TIO
GASPAR E TIA CARULA
Meu
trisavô paterno, Luiz Antônio Ramos, casado com Joaquina da Silva (vó Quinca)
nascida em 1829, era um dos latifundiários que lotearam e venderam terras de
sua propriedade em Venâncio Aires e Lajeado no início da colonização desses
municípios.
Uma
de suas filhas, Marcolina da Silva Ramos (1850-1920) casou com Carlos Roberto
Schroeder (1843-1909), então luterano que, ao casar, tornou-se católico e eram
os pais de minha avó Joaquina Ramos Schroeder (1881-1934), que casou com meu
avô Leopoldo Lampert (1871-1958), também luterano e que se tornou também
católico. Tiveram sete filhos.
Meus
avós paternos herdaram 80 Ha de terras na Itaipava dos Ramos, área rural entre
Cruzeiro do Sul e Mariante, chamada de Chácara, na barranca do rio Taquari e
junto com a propriedade, gado e benfeitorias foi o tio Gaspar, casado com tia
Carula, casal de afrodescendentes e na época em que eu ainda menino de 7 anos,
o conheci. Segundo fui informado, nascera escravo de Luiz Antônio Ramos. Creio
que ao receber a herança da sogra, meu avô Leopoldo atendeu à recomendação de
zelar pela vida do tio Gaspar e o fez.

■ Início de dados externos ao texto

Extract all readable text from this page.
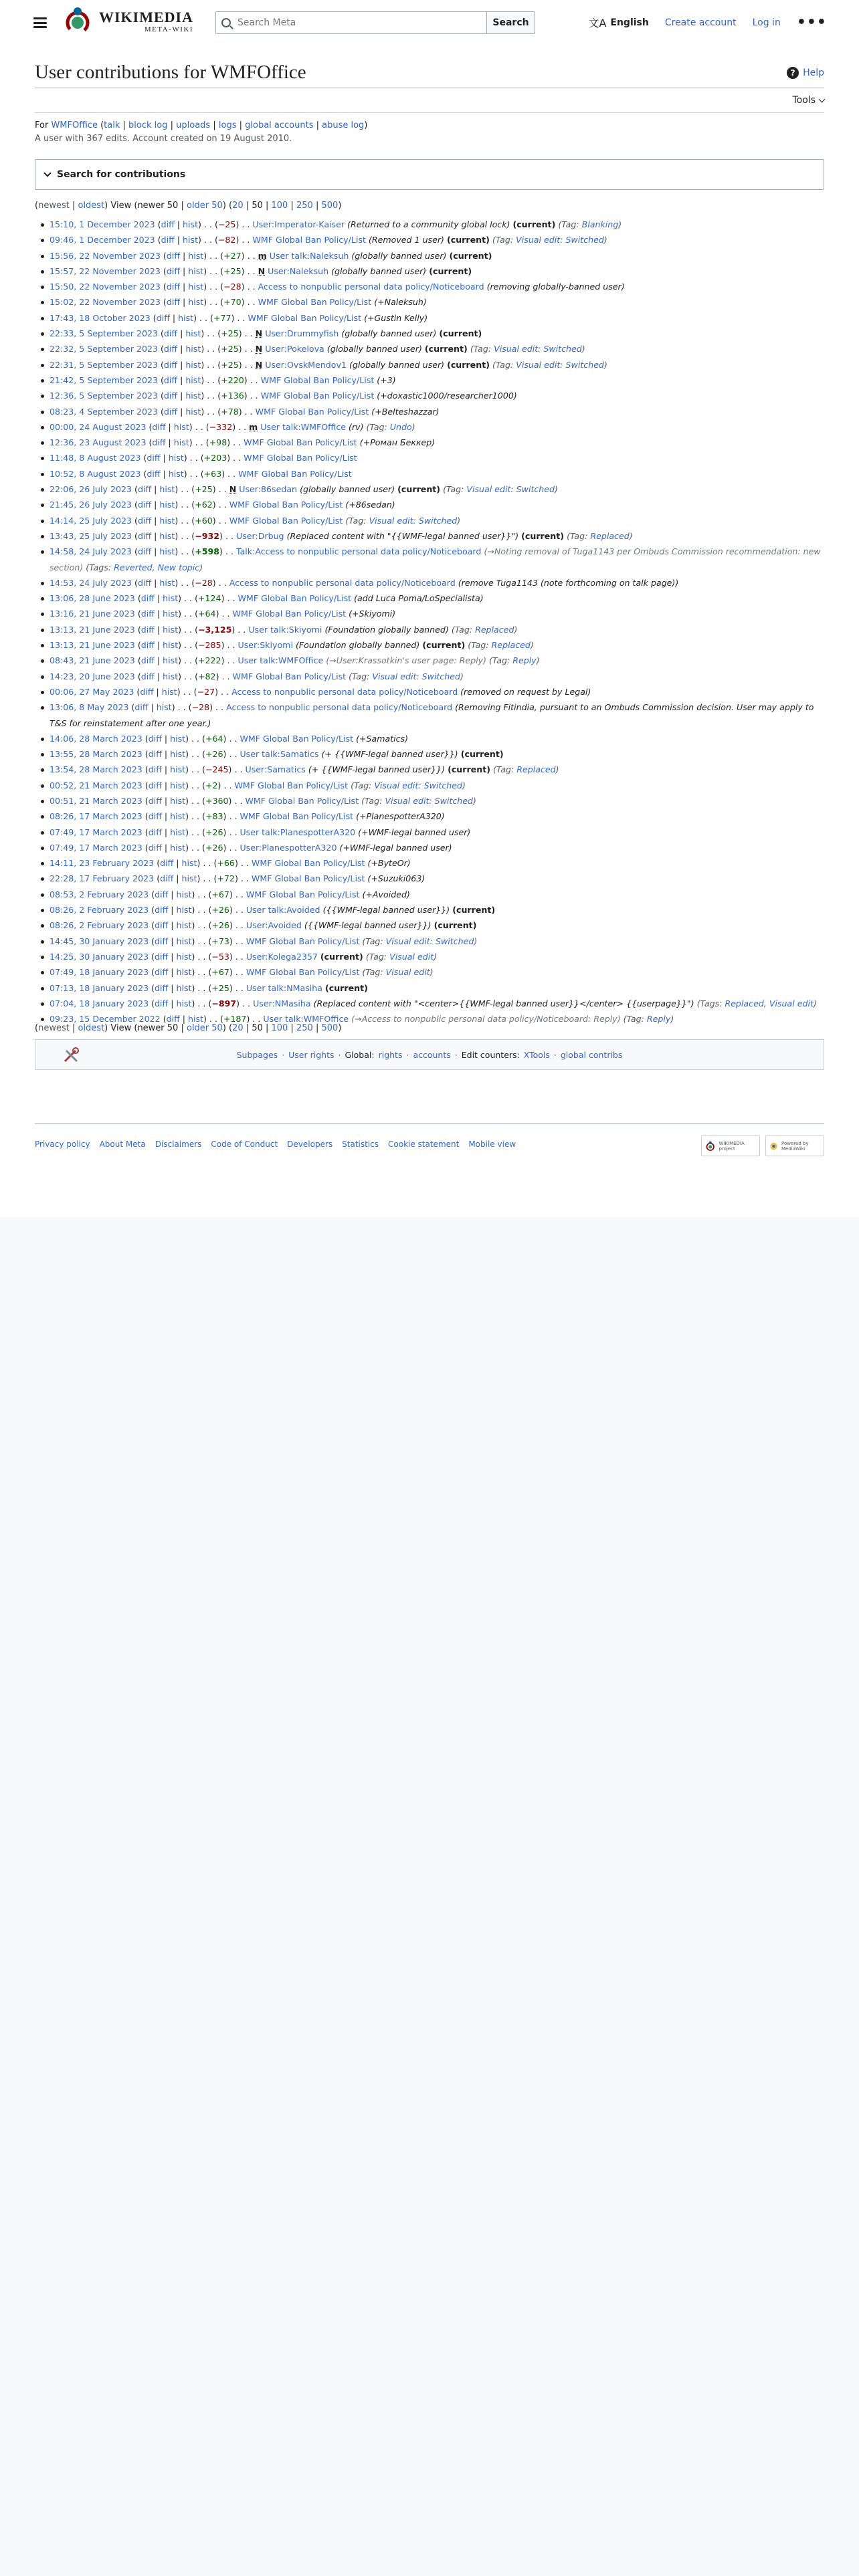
WIKIMEDIA
META-WIKI
Search Meta	Search	文A English Create account Log in •••
User contributions for WMFOffice	? Help
Tools
For WMFOffice (talk | block log | uploads | logs | global accounts | abuse log)
A user with 367 edits. Account created on 19 August 2010.
Search for contributions
(newest | oldest) View (newer 50 | older 50) (20 | 50 | 100 | 250 | 500)
15:10, 1 December 2023 (diff | hist) . . (−25) . . User:Imperator-Kaiser (Returned to a community global lock) (current) (Tag: Blanking)
09:46, 1 December 2023 (diff | hist) . . (−82) . . WMF Global Ban Policy/List (Removed 1 user) (current) (Tag: Visual edit: Switched)
15:56, 22 November 2023 (diff | hist) . . (+27) . . m User talk:Naleksuh (globally banned user) (current)
15:57, 22 November 2023 (diff | hist) . . (+25) . . N User:Naleksuh (globally banned user) (current)
15:50, 22 November 2023 (diff | hist) . . (−28) . . Access to nonpublic personal data policy/Noticeboard (removing globally-banned user)
15:02, 22 November 2023 (diff | hist) . . (+70) . . WMF Global Ban Policy/List (+Naleksuh)
17:43, 18 October 2023 (diff | hist) . . (+77) . . WMF Global Ban Policy/List (+Gustin Kelly)
22:33, 5 September 2023 (diff | hist) . . (+25) . . N User:Drummyfish (globally banned user) (current)
22:32, 5 September 2023 (diff | hist) . . (+25) . . N User:Pokelova (globally banned user) (current) (Tag: Visual edit: Switched)
22:31, 5 September 2023 (diff | hist) . . (+25) . . N User:OvskMendov1 (globally banned user) (current) (Tag: Visual edit: Switched)
21:42, 5 September 2023 (diff | hist) . . (+220) . . WMF Global Ban Policy/List (+3)
12:36, 5 September 2023 (diff | hist) . . (+136) . . WMF Global Ban Policy/List (+doxastic1000/researcher1000)
08:23, 4 September 2023 (diff | hist) . . (+78) . . WMF Global Ban Policy/List (+Belteshazzar)
00:00, 24 August 2023 (diff | hist) . . (−332) . . m User talk:WMFOffice (rv) (Tag: Undo)
12:36, 23 August 2023 (diff | hist) . . (+98) . . WMF Global Ban Policy/List (+Роман Беккер)
11:48, 8 August 2023 (diff | hist) . . (+203) . . WMF Global Ban Policy/List
10:52, 8 August 2023 (diff | hist) . . (+63) . . WMF Global Ban Policy/List
22:06, 26 July 2023 (diff | hist) . . (+25) . . N User:86sedan (globally banned user) (current) (Tag: Visual edit: Switched)
21:45, 26 July 2023 (diff | hist) . . (+62) . . WMF Global Ban Policy/List (+86sedan)
14:14, 25 July 2023 (diff | hist) . . (+60) . . WMF Global Ban Policy/List (Tag: Visual edit: Switched)
13:43, 25 July 2023 (diff | hist) . . (−932) . . User:Drbug (Replaced content with "{{WMF-legal banned user}}") (current) (Tag: Replaced)
14:58, 24 July 2023 (diff | hist) . . (+598) . . Talk:Access to nonpublic personal data policy/Noticeboard (→Noting removal of Tuga1143 per Ombuds Commission recommendation: new section) (Tags: Reverted, New topic)
14:53, 24 July 2023 (diff | hist) . . (−28) . . Access to nonpublic personal data policy/Noticeboard (remove Tuga1143 (note forthcoming on talk page))
13:06, 28 June 2023 (diff | hist) . . (+124) . . WMF Global Ban Policy/List (add Luca Poma/LoSpecialista)
13:16, 21 June 2023 (diff | hist) . . (+64) . . WMF Global Ban Policy/List (+Skiyomi)
13:13, 21 June 2023 (diff | hist) . . (−3,125) . . User talk:Skiyomi (Foundation globally banned) (Tag: Replaced)
13:13, 21 June 2023 (diff | hist) . . (−285) . . User:Skiyomi (Foundation globally banned) (current) (Tag: Replaced)
08:43, 21 June 2023 (diff | hist) . . (+222) . . User talk:WMFOffice (→User:Krassotkin's user page: Reply) (Tag: Reply)
14:23, 20 June 2023 (diff | hist) . . (+82) . . WMF Global Ban Policy/List (Tag: Visual edit: Switched)
00:06, 27 May 2023 (diff | hist) . . (−27) . . Access to nonpublic personal data policy/Noticeboard (removed on request by Legal)
13:06, 8 May 2023 (diff | hist) . . (−28) . . Access to nonpublic personal data policy/Noticeboard (Removing Fitindia, pursuant to an Ombuds Commission decision. User may apply to T&S for reinstatement after one year.)
14:06, 28 March 2023 (diff | hist) . . (+64) . . WMF Global Ban Policy/List (+Samatics)
13:55, 28 March 2023 (diff | hist) . . (+26) . . User talk:Samatics (+ {{WMF-legal banned user}}) (current)
13:54, 28 March 2023 (diff | hist) . . (−245) . . User:Samatics (+ {{WMF-legal banned user}}) (current) (Tag: Replaced)
00:52, 21 March 2023 (diff | hist) . . (+2) . . WMF Global Ban Policy/List (Tag: Visual edit: Switched)
00:51, 21 March 2023 (diff | hist) . . (+360) . . WMF Global Ban Policy/List (Tag: Visual edit: Switched)
08:26, 17 March 2023 (diff | hist) . . (+83) . . WMF Global Ban Policy/List (+PlanespotterA320)
07:49, 17 March 2023 (diff | hist) . . (+26) . . User talk:PlanespotterA320 (+WMF-legal banned user)
07:49, 17 March 2023 (diff | hist) . . (+26) . . User:PlanespotterA320 (+WMF-legal banned user)
14:11, 23 February 2023 (diff | hist) . . (+66) . . WMF Global Ban Policy/List (+ByteOr)
22:28, 17 February 2023 (diff | hist) . . (+72) . . WMF Global Ban Policy/List (+Suzuki063)
08:53, 2 February 2023 (diff | hist) . . (+67) . . WMF Global Ban Policy/List (+Avoided)
08:26, 2 February 2023 (diff | hist) . . (+26) . . User talk:Avoided ({{WMF-legal banned user}}) (current)
08:26, 2 February 2023 (diff | hist) . . (+26) . . User:Avoided ({{WMF-legal banned user}}) (current)
14:45, 30 January 2023 (diff | hist) . . (+73) . . WMF Global Ban Policy/List (Tag: Visual edit: Switched)
14:25, 30 January 2023 (diff | hist) . . (−53) . . User:Kolega2357 (current) (Tag: Visual edit)
07:49, 18 January 2023 (diff | hist) . . (+67) . . WMF Global Ban Policy/List (Tag: Visual edit)
07:13, 18 January 2023 (diff | hist) . . (+25) . . User talk:NMasiha (current)
07:04, 18 January 2023 (diff | hist) . . (−897) . . User:NMasiha (Replaced content with "<center>{{WMF-legal banned user}}</center> {{userpage}}") (Tags: Replaced, Visual edit)
09:23, 15 December 2022 (diff | hist) . . (+187) . . User talk:WMFOffice (→Access to nonpublic personal data policy/Noticeboard: Reply) (Tag: Reply)
(newest | oldest) View (newer 50 | older 50) (20 | 50 | 100 | 250 | 500)
Subpages · User rights · Global: rights · accounts · Edit counters: XTools · global contribs
Privacy policy About Meta Disclaimers Code of Conduct Developers Statistics Cookie statement Mobile view	WIKIMEDIA project
Powered by MediaWiki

Os demais seis irmãos de minha avó
também herdaram propriedades rurais semelhantes, povoadas de gado e localizadas
na Itaipava, Mariante e Taquari Mirim.
A
chácara situava-se perpendicular à barranca do rio e era cortada pela estrada
Lajeado à Mariante, cerca de 50 m do rio. Havia a casa grande, de alvenaria,
elevada do chão em face às enchentes, cerca de 1,20 m., no meio do terreno
pequeno. Tinha duas portas dianteiras e duas escadas de pedras. O sótão era
aproveitado por uma escada interna e também tinha dormitórios. Afastada cerca de 5 m à direita, a cozinha,
ligada à casa grande por uma passarela em declive, coberta por telhas,
prevenção habitual contra incêndios na cozinha. Em ângulo reto, a casa do capataz.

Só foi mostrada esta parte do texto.